On Tuesday I went to the Grand Opening of a rural exception
scheme I had been working on for the past five years. I handed over my “baby”
to a Development colleague in August last year when I changed jobs internally,
safe with the knowledge that the hard work was over with. (The scheme was not
on paper “controversial”, but had met with a minority of local opposition who
had instigated legal challenges in a desperate attempt to thwart development
proceeding. All actions failed. Cost reimbursement was sought from the
defending council. The moral is it doesn’t pay to be a trouble maker purely for
the sake of it).
At that point it was up to timber frame roof level, so to
see it blossom from an unruly, obstinate child into a beautifully mature and
welcome addition to the village was tear-inducing. All I could say when my
construction-colleagues asked me what I thought was that it was “brilliant”, “wonderful”:
I was a little lost for words (highly unusual!)

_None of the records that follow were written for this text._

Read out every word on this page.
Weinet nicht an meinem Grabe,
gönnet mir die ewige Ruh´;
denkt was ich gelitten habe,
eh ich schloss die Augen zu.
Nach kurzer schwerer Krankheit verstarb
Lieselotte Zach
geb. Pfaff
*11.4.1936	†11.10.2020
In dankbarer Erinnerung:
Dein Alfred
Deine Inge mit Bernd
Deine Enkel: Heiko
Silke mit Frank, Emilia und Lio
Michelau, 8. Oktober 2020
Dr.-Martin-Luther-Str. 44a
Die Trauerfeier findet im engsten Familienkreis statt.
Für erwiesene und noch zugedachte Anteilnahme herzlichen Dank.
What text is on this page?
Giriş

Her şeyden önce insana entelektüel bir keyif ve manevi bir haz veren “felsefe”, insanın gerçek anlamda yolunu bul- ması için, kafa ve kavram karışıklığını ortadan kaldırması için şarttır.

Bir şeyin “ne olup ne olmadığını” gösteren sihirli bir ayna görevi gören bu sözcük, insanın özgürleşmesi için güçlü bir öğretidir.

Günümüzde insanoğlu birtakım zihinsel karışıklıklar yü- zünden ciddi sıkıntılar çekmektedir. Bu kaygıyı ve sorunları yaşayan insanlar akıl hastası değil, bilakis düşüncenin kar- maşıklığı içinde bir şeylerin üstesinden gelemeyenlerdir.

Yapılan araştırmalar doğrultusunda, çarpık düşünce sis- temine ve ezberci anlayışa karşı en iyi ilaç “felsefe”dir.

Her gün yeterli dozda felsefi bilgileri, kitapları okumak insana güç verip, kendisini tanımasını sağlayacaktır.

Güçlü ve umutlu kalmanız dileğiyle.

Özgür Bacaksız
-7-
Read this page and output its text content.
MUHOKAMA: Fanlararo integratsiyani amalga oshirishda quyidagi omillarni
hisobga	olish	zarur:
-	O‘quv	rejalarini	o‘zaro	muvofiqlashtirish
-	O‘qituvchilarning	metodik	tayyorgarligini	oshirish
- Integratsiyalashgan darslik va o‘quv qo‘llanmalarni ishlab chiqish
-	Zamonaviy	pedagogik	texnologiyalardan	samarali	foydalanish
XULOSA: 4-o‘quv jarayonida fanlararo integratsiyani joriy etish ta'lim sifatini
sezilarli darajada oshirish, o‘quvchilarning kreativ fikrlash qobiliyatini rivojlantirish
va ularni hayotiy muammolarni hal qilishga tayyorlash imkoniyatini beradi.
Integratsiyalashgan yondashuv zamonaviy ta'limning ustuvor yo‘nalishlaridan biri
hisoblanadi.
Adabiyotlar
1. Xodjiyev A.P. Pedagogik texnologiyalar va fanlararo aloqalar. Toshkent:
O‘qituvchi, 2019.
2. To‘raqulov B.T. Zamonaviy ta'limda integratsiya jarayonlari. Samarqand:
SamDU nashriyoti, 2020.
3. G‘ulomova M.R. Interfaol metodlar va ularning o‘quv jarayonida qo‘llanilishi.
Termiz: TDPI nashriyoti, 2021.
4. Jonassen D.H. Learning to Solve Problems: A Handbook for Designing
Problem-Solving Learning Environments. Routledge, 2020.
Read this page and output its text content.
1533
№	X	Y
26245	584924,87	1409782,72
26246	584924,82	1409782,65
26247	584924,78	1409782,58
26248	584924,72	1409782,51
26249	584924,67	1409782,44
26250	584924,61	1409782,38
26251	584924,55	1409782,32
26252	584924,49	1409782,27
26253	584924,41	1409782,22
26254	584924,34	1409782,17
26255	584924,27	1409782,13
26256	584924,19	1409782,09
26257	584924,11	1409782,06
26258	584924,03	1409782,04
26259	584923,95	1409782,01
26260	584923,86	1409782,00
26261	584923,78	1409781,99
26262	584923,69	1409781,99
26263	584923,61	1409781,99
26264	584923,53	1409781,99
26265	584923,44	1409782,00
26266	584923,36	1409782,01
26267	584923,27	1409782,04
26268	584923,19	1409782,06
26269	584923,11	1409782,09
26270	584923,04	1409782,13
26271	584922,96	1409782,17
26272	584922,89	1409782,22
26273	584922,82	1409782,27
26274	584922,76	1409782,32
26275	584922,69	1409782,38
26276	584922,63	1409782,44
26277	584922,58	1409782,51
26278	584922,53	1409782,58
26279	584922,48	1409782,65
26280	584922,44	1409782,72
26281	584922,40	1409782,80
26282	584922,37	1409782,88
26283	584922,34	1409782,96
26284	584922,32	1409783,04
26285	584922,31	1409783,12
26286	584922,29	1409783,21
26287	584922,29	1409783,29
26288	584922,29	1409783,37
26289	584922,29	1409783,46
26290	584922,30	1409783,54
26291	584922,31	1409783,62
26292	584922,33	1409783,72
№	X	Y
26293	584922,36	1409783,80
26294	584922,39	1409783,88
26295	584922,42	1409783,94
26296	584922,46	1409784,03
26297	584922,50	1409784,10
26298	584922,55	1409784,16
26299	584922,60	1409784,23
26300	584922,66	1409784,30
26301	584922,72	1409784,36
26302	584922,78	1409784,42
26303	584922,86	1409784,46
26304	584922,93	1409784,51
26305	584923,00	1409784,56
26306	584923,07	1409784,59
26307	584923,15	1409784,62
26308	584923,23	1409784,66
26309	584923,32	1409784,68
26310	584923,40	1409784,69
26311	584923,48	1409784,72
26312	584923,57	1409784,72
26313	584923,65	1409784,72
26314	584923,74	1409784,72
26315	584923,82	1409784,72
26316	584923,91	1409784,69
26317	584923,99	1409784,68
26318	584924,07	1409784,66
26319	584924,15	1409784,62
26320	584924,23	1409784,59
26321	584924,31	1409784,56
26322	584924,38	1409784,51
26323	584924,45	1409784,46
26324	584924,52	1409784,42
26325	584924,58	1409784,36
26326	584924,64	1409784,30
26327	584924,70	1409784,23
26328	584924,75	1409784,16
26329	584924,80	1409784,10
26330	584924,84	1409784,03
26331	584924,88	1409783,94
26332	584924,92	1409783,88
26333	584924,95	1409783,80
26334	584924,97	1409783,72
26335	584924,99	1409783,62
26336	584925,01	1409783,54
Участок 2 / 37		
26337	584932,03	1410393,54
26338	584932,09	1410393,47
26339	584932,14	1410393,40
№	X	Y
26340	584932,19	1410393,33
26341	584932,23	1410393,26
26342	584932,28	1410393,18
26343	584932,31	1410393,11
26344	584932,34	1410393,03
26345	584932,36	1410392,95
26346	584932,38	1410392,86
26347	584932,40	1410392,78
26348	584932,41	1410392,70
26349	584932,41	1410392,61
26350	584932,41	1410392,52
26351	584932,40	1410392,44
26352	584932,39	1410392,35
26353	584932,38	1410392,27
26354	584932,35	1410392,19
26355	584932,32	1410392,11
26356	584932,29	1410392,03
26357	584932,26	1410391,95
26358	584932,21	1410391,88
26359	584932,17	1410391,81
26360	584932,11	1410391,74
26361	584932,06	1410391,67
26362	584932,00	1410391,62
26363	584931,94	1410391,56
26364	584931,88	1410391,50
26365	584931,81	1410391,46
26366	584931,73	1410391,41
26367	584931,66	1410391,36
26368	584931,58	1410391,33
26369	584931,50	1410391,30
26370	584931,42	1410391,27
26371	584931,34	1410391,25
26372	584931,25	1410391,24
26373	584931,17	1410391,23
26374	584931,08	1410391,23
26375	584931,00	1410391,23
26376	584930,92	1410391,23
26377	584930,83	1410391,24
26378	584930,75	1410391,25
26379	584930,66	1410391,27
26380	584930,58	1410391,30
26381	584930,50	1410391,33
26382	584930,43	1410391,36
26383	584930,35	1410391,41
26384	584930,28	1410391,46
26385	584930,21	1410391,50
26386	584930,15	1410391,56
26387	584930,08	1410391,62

I was privileged enough to have a look inside one of the
properties, which had by now become the home of a young family. The lead tenant had
grown up in the village, and whilst he had lived with his parents in the village his whole life
his girlfriend had lived with her parents - with their baby - in the city as there was
nowhere suitable (affordable) for them to be living all together. Their story
was the very reason why we stuck with the scheme, despite all the challenges, pursuing it to the very end. Because
it may only have been eight units, but those houses became homes for people desperately in need of affordable accommodation in a community that sees middle-aged
city workers moving into their area for a “better quality of life”, without
appreciating their migration pushes up the prices for those born and raised
there, beyond hope of reach.
But I haven’t written this blog to whinge and moan about the
lack of affordable housing in rural areas. That's another story. Instead, what struck me when walking
around her home was how design decisions I had made early on had contributed to
the delight she now experienced living there. I want to explore this further.
I always drew on my own personal experience from how I live
in my home, the design changes I would make to make my life easier, and brought
that to the table with this scheme. For instance, I decided not to box in the
under-stairs cupboard (as had been done in my home - before I ripped it out)
because it limited valuable storage space with a stupid piddly little door for
access. I could see that this family used it to store their daughter’s pram –
something that would not have been possible if it had been enclosed. In one of
the flats (which I unfortunately was not able to gain access to) I had
installed a sun-pipe into the upstairs landing, because as there were no windows
there would not have been any natural lighting – something I detest in my mid-terrace
house. The Quality Assurance Manager informed me that they really chucked out a lot of light into that area - which is exactly what I had intended.
However, those design decisions were made before I embarked
on my systems thinking learning journey. I made “educated guesses” at what it
was our future residents would want to see in their homes, drawing on personal
and professional experience. I had no way of asking them specifically what they
wanted. It was perhaps by luck, perhaps by intuition that I happened to get
those decisions right, and ended up with a finished product that met (you might say exceeded) their expectations.
This made me consider what I now think may be the
fundamental flaw in lean or systems thinking: we start with defining the
customer and then what value means to them – as in, what we need to do to meet
their expectations. But what if we - and more to the point, they - don't know what those expectations are at the crucial time?